By variable[key.detach()] = value I meant detach your index variable before trying to index into another variable using it. I suppose you didn’t explicitly call variable.__setitem__(key, value). If you post the code, I can take a look.

My code is as follows:

class MyReLU(torch.autograd.Function):

    def forward(ctx, input):
        output = input.clamp(min=0)
        return output

    def backward(ctx, grad_output):
        input, = ctx.saved_variables
        grad_output[input < 0] = 0
        return grad_output

myRelu = MyReLU.apply

which runs well in the earlier version of pytorch, and fails in the latest version of pytorch
(up to yesterday), and gave out error message in the above first post. However, after just
happen to read a related post

I modified the code to

class MyReLU(torch.autograd.Function):

    def forward(self, input):
        output = input.clamp(min=0)
        return output

    def backward(self, grad_output):
        input, = self.saved_tensors
        grad_output[input < 0] = 0
        return grad_output

and it works now in the both old and newer version of pytorch! Interesting, but I don’t know why!
If you or someone can explain this, that would be appreciated!

This is effectively equivalent with what I suggested. In your 2nd code snippet, input is a tensor, which do not require gradient. Hence no error.

In fact, all your code can just be simplified to either use default ReLU or just directly call .clamp. What’s the purpose of writing this function?


Thanks for the explanation.

The above code snippet is originally come from

with minor difference that @staticmethod is added in my code. Without this @staticmethod
my program also raises error. The only difference is that I use myRelu = MyReLU.apply and
this MyReLU class in another model class, while in the above source link, it uses
myRelu = MyReLU() method and directly runs it in main program.

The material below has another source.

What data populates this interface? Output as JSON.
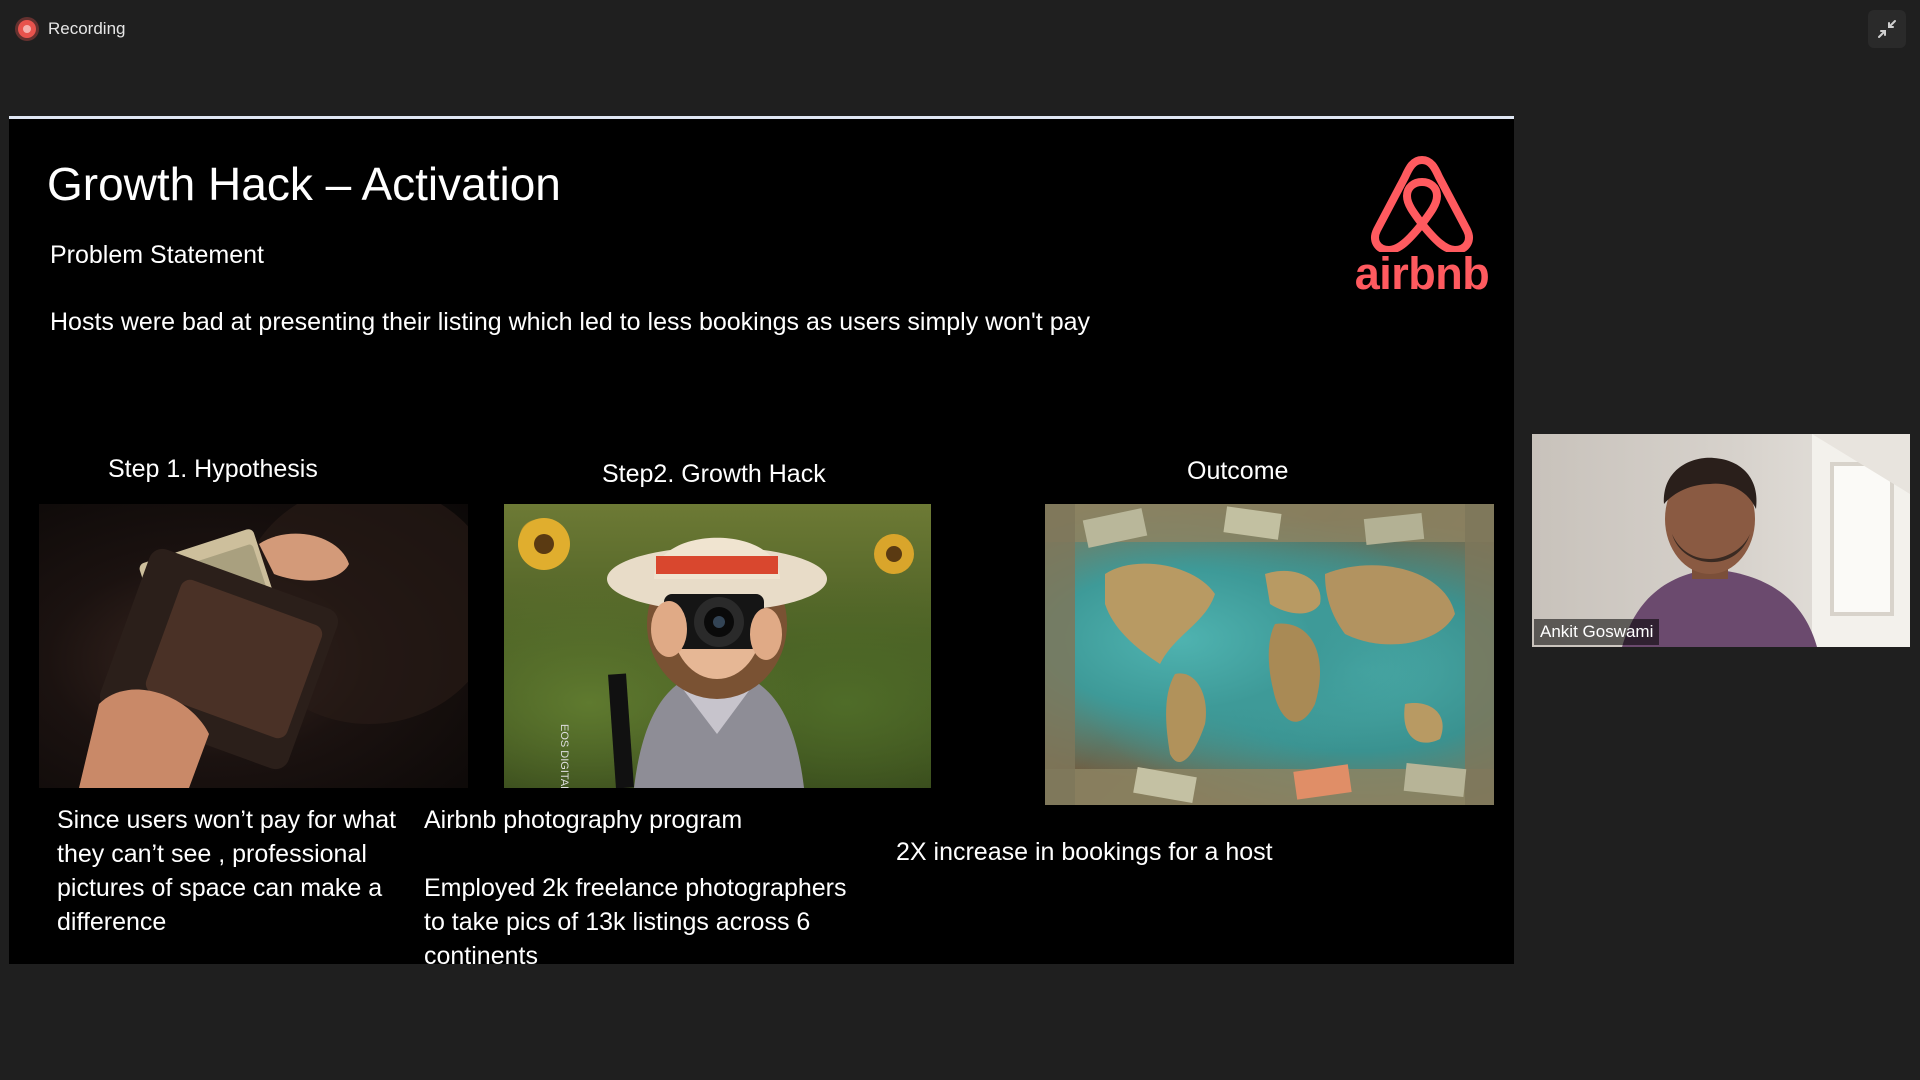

Yes, this piece of code is simply replicated the default / standard ReLU function.
The reason I want to exercise it is that it reveals inner characters of backpropagation
algorithm, and I may implement some more complicated activation function!
I want both forward and backward passes, and can’t only call .clamp.
In addition, code piece like “grad_output[input < 0] = 0” is elegant, which seems hard
to find in other frameworks or languages. I highly appreciate the work of PyTorch!

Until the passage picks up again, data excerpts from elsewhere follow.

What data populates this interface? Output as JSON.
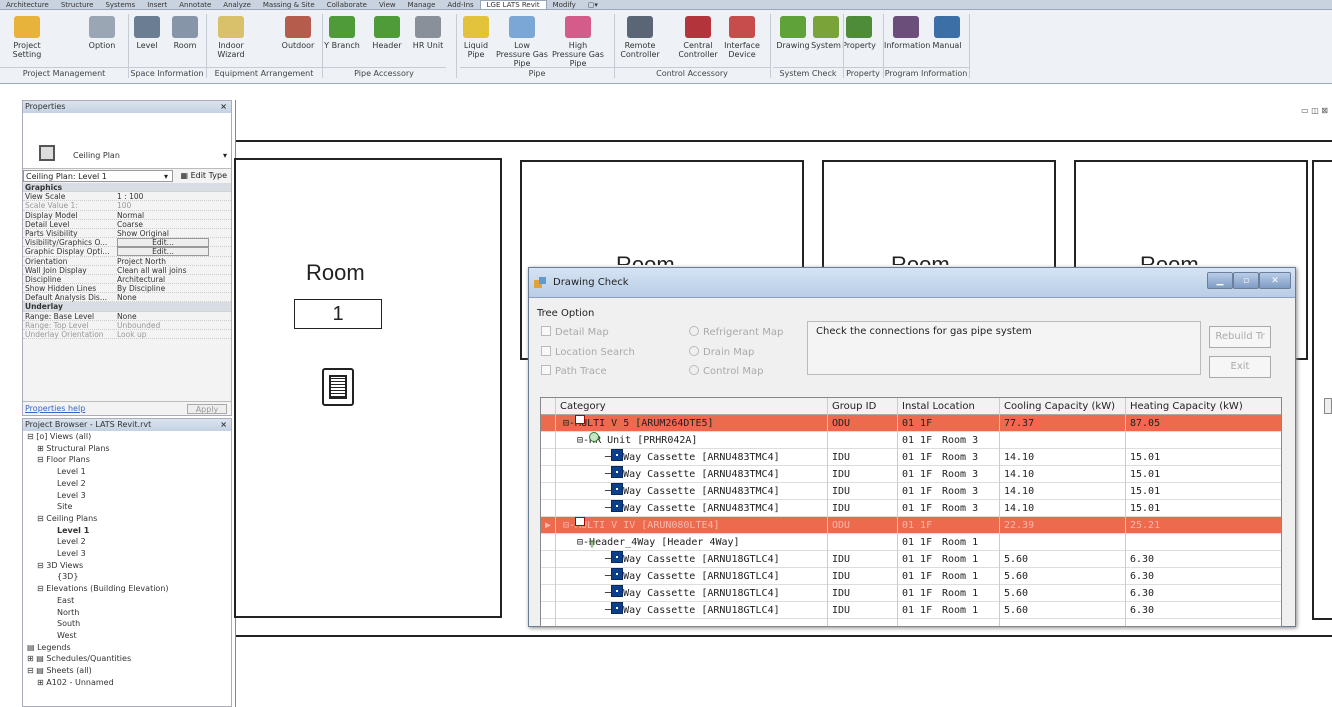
{
  "ribbon_tabs": [
    "Architecture",
    "Structure",
    "Systems",
    "Insert",
    "Annotate",
    "Analyze",
    "Massing & Site",
    "Collaborate",
    "View",
    "Manage",
    "Add-Ins",
    "LGE LATS Revit",
    "Modify",
    "▢▾"
  ],
  "ribbon_active_tab": "LGE LATS Revit",
  "ribbon": {
    "buttons": [
      {
        "label": "Project Setting",
        "color": "#e8b33a"
      },
      {
        "label": "Option",
        "color": "#9aa6b3"
      },
      {
        "label": "Level",
        "color": "#6b7d93"
      },
      {
        "label": "Room",
        "color": "#8795a8"
      },
      {
        "label": "Indoor Wizard",
        "color": "#d9c06a"
      },
      {
        "label": "Outdoor",
        "color": "#b65c4c"
      },
      {
        "label": "Y Branch",
        "color": "#4f9b3a"
      },
      {
        "label": "Header",
        "color": "#4f9b3a"
      },
      {
        "label": "HR Unit",
        "color": "#8a9099"
      },
      {
        "label": "Liquid Pipe",
        "color": "#e3c33c"
      },
      {
        "label": "Low Pressure Gas Pipe",
        "color": "#7aa7d6"
      },
      {
        "label": "High Pressure Gas Pipe",
        "color": "#d45c8a"
      },
      {
        "label": "Remote Controller",
        "color": "#5a6676"
      },
      {
        "label": "Central Controller",
        "color": "#b3343a"
      },
      {
        "label": "Interface Device",
        "color": "#c74d4d"
      },
      {
        "label": "Drawing",
        "color": "#5fa23a"
      },
      {
        "label": "System",
        "color": "#7aa33a"
      },
      {
        "label": "Property",
        "color": "#4e8c3a"
      },
      {
        "label": "Information",
        "color": "#6c4e7a"
      },
      {
        "label": "Manual",
        "color": "#3b6fa6"
      }
    ],
    "groups": [
      "Project Management",
      "Space Information",
      "Equipment Arrangement",
      "Pipe Accessory",
      "Pipe",
      "Control Accessory",
      "System Check",
      "Property",
      "Program Information"
    ]
  },
  "properties": {
    "title": "Properties",
    "type_name": "Ceiling Plan",
    "selector": "Ceiling Plan: Level 1",
    "edit_type": "Edit Type",
    "rows": [
      {
        "k": "Graphics",
        "v": "",
        "hd": true
      },
      {
        "k": "View Scale",
        "v": "1 : 100"
      },
      {
        "k": "Scale Value    1:",
        "v": "100",
        "dim": true
      },
      {
        "k": "Display Model",
        "v": "Normal"
      },
      {
        "k": "Detail Level",
        "v": "Coarse"
      },
      {
        "k": "Parts Visibility",
        "v": "Show Original"
      },
      {
        "k": "Visibility/Graphics O...",
        "v": "Edit...",
        "btn": true
      },
      {
        "k": "Graphic Display Opti...",
        "v": "Edit...",
        "btn": true
      },
      {
        "k": "Orientation",
        "v": "Project North"
      },
      {
        "k": "Wall Join Display",
        "v": "Clean all wall joins"
      },
      {
        "k": "Discipline",
        "v": "Architectural"
      },
      {
        "k": "Show Hidden Lines",
        "v": "By Discipline"
      },
      {
        "k": "Default Analysis Dis...",
        "v": "None"
      },
      {
        "k": "Underlay",
        "v": "",
        "hd": true
      },
      {
        "k": "Range: Base Level",
        "v": "None"
      },
      {
        "k": "Range: Top Level",
        "v": "Unbounded",
        "dim": true
      },
      {
        "k": "Underlay Orientation",
        "v": "Look up",
        "dim": true
      }
    ],
    "help": "Properties help",
    "apply": "Apply"
  },
  "browser": {
    "title": "Project Browser - LATS Revit.rvt",
    "items": [
      {
        "t": "⊟ [o] Views (all)",
        "i": 0
      },
      {
        "t": "⊞ Structural Plans",
        "i": 1
      },
      {
        "t": "⊟ Floor Plans",
        "i": 1
      },
      {
        "t": "Level 1",
        "i": 3
      },
      {
        "t": "Level 2",
        "i": 3
      },
      {
        "t": "Level 3",
        "i": 3
      },
      {
        "t": "Site",
        "i": 3
      },
      {
        "t": "⊟ Ceiling Plans",
        "i": 1
      },
      {
        "t": "Level 1",
        "i": 3,
        "b": true
      },
      {
        "t": "Level 2",
        "i": 3
      },
      {
        "t": "Level 3",
        "i": 3
      },
      {
        "t": "⊟ 3D Views",
        "i": 1
      },
      {
        "t": "{3D}",
        "i": 3
      },
      {
        "t": "⊟ Elevations (Building Elevation)",
        "i": 1
      },
      {
        "t": "East",
        "i": 3
      },
      {
        "t": "North",
        "i": 3
      },
      {
        "t": "South",
        "i": 3
      },
      {
        "t": "West",
        "i": 3
      },
      {
        "t": "▤ Legends",
        "i": 0
      },
      {
        "t": "⊞ ▤ Schedules/Quantities",
        "i": 0
      },
      {
        "t": "⊟ ▤ Sheets (all)",
        "i": 0
      },
      {
        "t": "⊞ A102 - Unnamed",
        "i": 1
      }
    ]
  },
  "canvas": {
    "room_label": "Room",
    "room_number": "1",
    "window_controls": "▭ ◫ ⊠"
  },
  "dialog": {
    "title": "Drawing Check",
    "tree_option": "Tree Option",
    "checks": [
      "Detail Map",
      "Location Search",
      "Path Trace"
    ],
    "radios": [
      "Refrigerant Map",
      "Drain Map",
      "Control Map"
    ],
    "message": "Check the connections for gas pipe system",
    "rebuild": "Rebuild Tr",
    "exit": "Exit",
    "headers": [
      "Category",
      "Group ID",
      "Instal Location",
      "Cooling Capacity (kW)",
      "Heating Capacity (kW)"
    ],
    "rows": [
      {
        "cat": "MULTI V 5 [ARUM264DTE5]",
        "g": "ODU",
        "f": "01 1F",
        "r": "",
        "c": "77.37",
        "h": "87.05",
        "lv": 0,
        "type": "odu",
        "red": "red"
      },
      {
        "cat": "HR Unit [PRHR042A]",
        "g": "",
        "f": "01 1F",
        "r": "Room 3",
        "c": "",
        "h": "",
        "lv": 1,
        "type": "hr"
      },
      {
        "cat": "4 Way Cassette [ARNU483TMC4]",
        "g": "IDU",
        "f": "01 1F",
        "r": "Room 3",
        "c": "14.10",
        "h": "15.01",
        "lv": 2,
        "type": "idu"
      },
      {
        "cat": "4 Way Cassette [ARNU483TMC4]",
        "g": "IDU",
        "f": "01 1F",
        "r": "Room 3",
        "c": "14.10",
        "h": "15.01",
        "lv": 2,
        "type": "idu"
      },
      {
        "cat": "4 Way Cassette [ARNU483TMC4]",
        "g": "IDU",
        "f": "01 1F",
        "r": "Room 3",
        "c": "14.10",
        "h": "15.01",
        "lv": 2,
        "type": "idu"
      },
      {
        "cat": "4 Way Cassette [ARNU483TMC4]",
        "g": "IDU",
        "f": "01 1F",
        "r": "Room 3",
        "c": "14.10",
        "h": "15.01",
        "lv": 2,
        "type": "idu"
      },
      {
        "cat": "MULTI V IV [ARUN080LTE4]",
        "g": "ODU",
        "f": "01 1F",
        "r": "",
        "c": "22.39",
        "h": "25.21",
        "lv": 0,
        "type": "odu",
        "red": "red2",
        "cur": true
      },
      {
        "cat": "Header_4Way [Header 4Way]",
        "g": "",
        "f": "01 1F",
        "r": "Room 1",
        "c": "",
        "h": "",
        "lv": 1,
        "type": "hd"
      },
      {
        "cat": "2 Way Cassette [ARNU18GTLC4]",
        "g": "IDU",
        "f": "01 1F",
        "r": "Room 1",
        "c": "5.60",
        "h": "6.30",
        "lv": 2,
        "type": "idu"
      },
      {
        "cat": "2 Way Cassette [ARNU18GTLC4]",
        "g": "IDU",
        "f": "01 1F",
        "r": "Room 1",
        "c": "5.60",
        "h": "6.30",
        "lv": 2,
        "type": "idu"
      },
      {
        "cat": "2 Way Cassette [ARNU18GTLC4]",
        "g": "IDU",
        "f": "01 1F",
        "r": "Room 1",
        "c": "5.60",
        "h": "6.30",
        "lv": 2,
        "type": "idu"
      },
      {
        "cat": "2 Way Cassette [ARNU18GTLC4]",
        "g": "IDU",
        "f": "01 1F",
        "r": "Room 1",
        "c": "5.60",
        "h": "6.30",
        "lv": 2,
        "type": "idu"
      }
    ]
  }
}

OK, I just tried call .clamp directly as ReLU function without backward pass implement,
and it works without problem! This is awesome, and means that .clamp likes regular +, /, etc,
are all qualified Torch math operations that we don’t have to implement their backward pass
by our own!

@Chun_Li, this is a bug in PyTorch master. I wrote up an issue here:


So, not just me feel the problem within the recent versions of pytorch.
Waiting for the bug fix. Thanks a lot for the works of pytorch team!